🤖 AI Summary
In reinforcement learning, designing reward functions for complex objectives often leads to poor behavioral alignment. This paper proposes a novel paradigm that achieves flexible behavioral alignment without modifying the original reward function—instead, it selects an appropriate recursive reward aggregation operator. Grounded in algebraic modeling, we generalize Markov decision processes into a unified framework supporting diverse aggregation operators (e.g., discounted maximum, Sharpe ratio), enabling natural adaptation of the Bellman equation while preserving compatibility with both value-based and actor-critic methods, under both deterministic and stochastic environments.
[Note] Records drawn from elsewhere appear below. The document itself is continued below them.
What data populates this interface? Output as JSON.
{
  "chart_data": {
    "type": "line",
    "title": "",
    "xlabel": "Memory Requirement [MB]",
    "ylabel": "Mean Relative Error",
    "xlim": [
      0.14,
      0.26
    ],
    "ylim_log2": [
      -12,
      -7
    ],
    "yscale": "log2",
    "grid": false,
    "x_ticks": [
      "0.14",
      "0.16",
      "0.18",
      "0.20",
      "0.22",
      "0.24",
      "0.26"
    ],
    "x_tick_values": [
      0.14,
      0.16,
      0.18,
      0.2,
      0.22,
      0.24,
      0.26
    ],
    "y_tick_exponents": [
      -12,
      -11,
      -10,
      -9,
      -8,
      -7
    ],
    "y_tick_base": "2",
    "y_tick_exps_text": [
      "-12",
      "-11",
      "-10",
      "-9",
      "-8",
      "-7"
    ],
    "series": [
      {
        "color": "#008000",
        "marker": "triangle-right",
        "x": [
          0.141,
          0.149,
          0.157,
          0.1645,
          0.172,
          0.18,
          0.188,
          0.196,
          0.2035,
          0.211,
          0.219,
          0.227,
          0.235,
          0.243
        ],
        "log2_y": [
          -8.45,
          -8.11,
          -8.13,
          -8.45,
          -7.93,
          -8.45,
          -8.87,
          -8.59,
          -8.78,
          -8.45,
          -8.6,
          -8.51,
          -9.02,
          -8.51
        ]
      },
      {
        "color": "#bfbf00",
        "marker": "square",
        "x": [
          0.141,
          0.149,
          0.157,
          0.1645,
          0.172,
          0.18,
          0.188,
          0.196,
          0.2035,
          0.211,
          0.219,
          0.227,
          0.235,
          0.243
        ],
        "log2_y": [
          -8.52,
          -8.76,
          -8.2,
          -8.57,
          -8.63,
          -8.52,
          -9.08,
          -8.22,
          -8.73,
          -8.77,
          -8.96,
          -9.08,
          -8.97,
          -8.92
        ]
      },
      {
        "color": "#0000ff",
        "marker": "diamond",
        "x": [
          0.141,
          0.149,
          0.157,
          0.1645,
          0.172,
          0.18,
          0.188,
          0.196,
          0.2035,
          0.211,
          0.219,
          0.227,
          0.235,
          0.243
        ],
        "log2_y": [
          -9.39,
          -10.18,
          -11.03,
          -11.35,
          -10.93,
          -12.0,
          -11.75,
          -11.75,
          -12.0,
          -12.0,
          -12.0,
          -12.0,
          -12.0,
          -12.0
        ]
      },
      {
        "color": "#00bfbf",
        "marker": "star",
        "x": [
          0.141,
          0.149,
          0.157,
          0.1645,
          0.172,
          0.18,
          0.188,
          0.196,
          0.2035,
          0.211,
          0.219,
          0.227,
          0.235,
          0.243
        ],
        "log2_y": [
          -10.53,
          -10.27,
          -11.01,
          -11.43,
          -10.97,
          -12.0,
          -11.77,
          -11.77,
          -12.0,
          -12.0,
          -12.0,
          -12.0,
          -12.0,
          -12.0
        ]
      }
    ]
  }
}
Theoretically, this framework maintains policy iteration convergence guarantees under mild conditions. Empirically, our approach effectively optimizes for heterogeneous complex objectives—including risk-sensitive control, extremum-oriented planning, and long-horizon robustness—demonstrating substantial improvements in alignment generality and practical applicability across benchmark domains.
📝 Abstract
In reinforcement learning (RL), aligning agent behavior with specific objectives typically requires careful design of the reward function, which can be challenging when the desired objectives are complex. In this work, we propose an alternative approach for flexible behavior alignment that eliminates the need to modify the reward function by selecting appropriate reward aggregation functions. By introducing an algebraic perspective on Markov decision processes (MDPs), we show that the Bellman equations naturally emerge from the recursive generation and aggregation of rewards, allowing for the generalization of the standard discounted sum to other recursive aggregations, such as discounted max and Sharpe ratio. Our approach applies to both deterministic and stochastic settings and integrates seamlessly with value-based and actor-critic algorithms. Experimental results demonstrate that our approach effectively optimizes diverse objectives, highlighting its versatility and potential for real-world applications.